The NFL, based on Beth Wilkinson’s investigation, generally found serious misconduct within the Washington Football Team. The NFL will not be sharing specific details about the behavior that resulted in the broad-brush findings that culminated in a $10 million fine, up to $7 million in attorneys’ fees, and a “voluntary” relinquishment of day-to-day control of the team by owner Daniel Snyder, which reportedly will end only when Commissioner Roger Goodell authorizes it.
The league’s refusal to even commission a written report from investigator Beth Wilkinson — which obviously prevents the written report from ever being released or leaked — shows that the league (in my opinion) wants to avoid the dissemination of any specific factual findings regarding things said and done. Those specifics easily would ignite social media and potentially inflame the situation, possibly resulting in the league ultimately forcing Snyder to sell the team.
Obviously, bad things happened. Bad enough to get Goodell to conclude “that for many years the workplace environment at the Washington Football Team, both generally and particularly for women, was highly unprofessional.” Goodell concluded that “[b]ullying and intimidation frequently took place and many described the culture as one of fear, and numerous female employees reported having experienced sexual harassment and a general lack of respect in the workplace.” Goodell also found that “[o]wnership and senior management paid little or no attention to these issues,” that “senior executives engaged in inappropriate conduct themselves, including use of demeaning language and public embarrassment.”
So what caused Goodell to reach these conclusions? If the league has its way, we will never know. If we ever do know, it’s not just Snyder who will have to worry about being forced to sell — it’s Goodell who will have to worry about being forced out, like in 2014 after the Ray Rice fiasco.
The league justifies its anti-transparency position by citing the promise of confidentiality that was given to reluctant witnesses. That’s a convenient, and bogus, excuse. Information can be shared without individuals being named. Also, with no transparency about who does or doesn’t want transparency, it’s impossible to know whether and to what extent these fears of coming forward were truly an issue. All we know is that, for a relatively brief media conference call on Thursday, Lisa Friel available (not Beth Wilkinson or Goodell) filibustered through self-serving talking points that undoubtedly were crafted meticulously by NFL general counsel Jeff Pash.
Attorneys Lisa Banks and Debra Katz, who represent numerous former employees of the team, have accused the league of protecting Snyder. It definitely is. But the league isn’t doing it because Snyder is particularly powerful (he isn’t) or particularly popular (he isn’t) or particularly respected (he isn’t) among his peers. They’re doing it, in my opinion, because other owners don’t want to be held to a similar standard if other situations like this emerge with other teams.

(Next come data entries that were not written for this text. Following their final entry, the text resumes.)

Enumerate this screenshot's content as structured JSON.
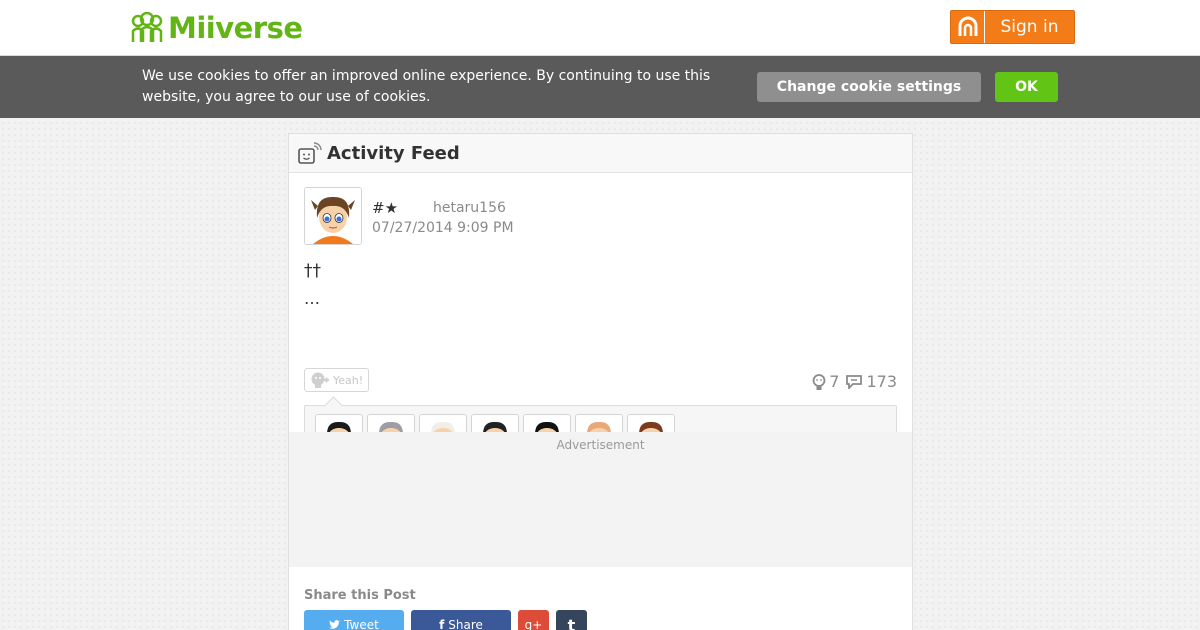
{
  "header": {
    "logo_text": "Miiverse",
    "signin_label": "Sign in"
  },
  "cookie": {
    "message": "We use cookies to offer an improved online experience. By continuing to use this website, you agree to our use of cookies.",
    "settings_label": "Change cookie settings",
    "ok_label": "OK"
  },
  "feed": {
    "title": "Activity Feed"
  },
  "post": {
    "screen_name": "#★",
    "user_id": "hetaru156",
    "timestamp": "07/27/2014 9:09 PM",
    "body_line1": "††",
    "body_line2": "…",
    "yeah_label": "Yeah!",
    "empathy_count": "7",
    "reply_count": "173"
  },
  "yeah_users": [
    {
      "hair": "#1a1a1a",
      "shirt": "#2e9a3f",
      "glasses": "sunglasses"
    },
    {
      "hair": "#9d9da5",
      "shirt": "#303030",
      "glasses": "none"
    },
    {
      "hair": "#f2ede6",
      "shirt": "#2f66c8",
      "glasses": "none"
    },
    {
      "hair": "#222222",
      "shirt": "#2a2a2a",
      "glasses": "glasses"
    },
    {
      "hair": "#111111",
      "shirt": "#d63131",
      "glasses": "red-glasses"
    },
    {
      "hair": "#e8a878",
      "shirt": "#222222",
      "glasses": "sunglasses"
    },
    {
      "hair": "#7a3b1f",
      "shirt": "#e86d9e",
      "glasses": "none"
    }
  ],
  "ad": {
    "label": "Advertisement"
  },
  "share": {
    "title": "Share this Post",
    "tweet_label": "Tweet",
    "facebook_label": "Share"
  },
  "colors": {
    "brand_green": "#62b514",
    "signin_orange": "#f47c18",
    "ok_green": "#62c414",
    "twitter": "#55acee",
    "facebook": "#3b5998",
    "gplus": "#dd4b39",
    "tumblr": "#35465c"
  }
}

Remember when Panthers owner Jerry Richardson abruptly sold the team after stories surfaced of past confidential settlements directed at his workplace behavior? As explained by Mark Leibovich in Big Game: The NFL in Dangerous Times, a very real fear emerged that this was the tip of the iceberg. Some were surprised it took as long as it did for the chickens to roost in Washington. Although no other owners currently are embroiled in similar controversies, they don’t want to be. If those who would make accusations against other owners with other teams realize that the brass ring isn’t an eight-figure fine and a temporary timeout but a forced sale, they may be more likely to make accusations. (Or to settle those accusations confidentially for a major cash payment.)
Bottom line? The owners still run the league. And there may be other owners sitting in a lounge chair on the front porch of a glass house. Any stones thrown at Snyder eventually could be thrown right back at them.
Thus, in protecting Snyder, the NFL also has potentially protected any other owners who would be the next in line to be permanently canceled by the league, if that’s what had happened to Snyder.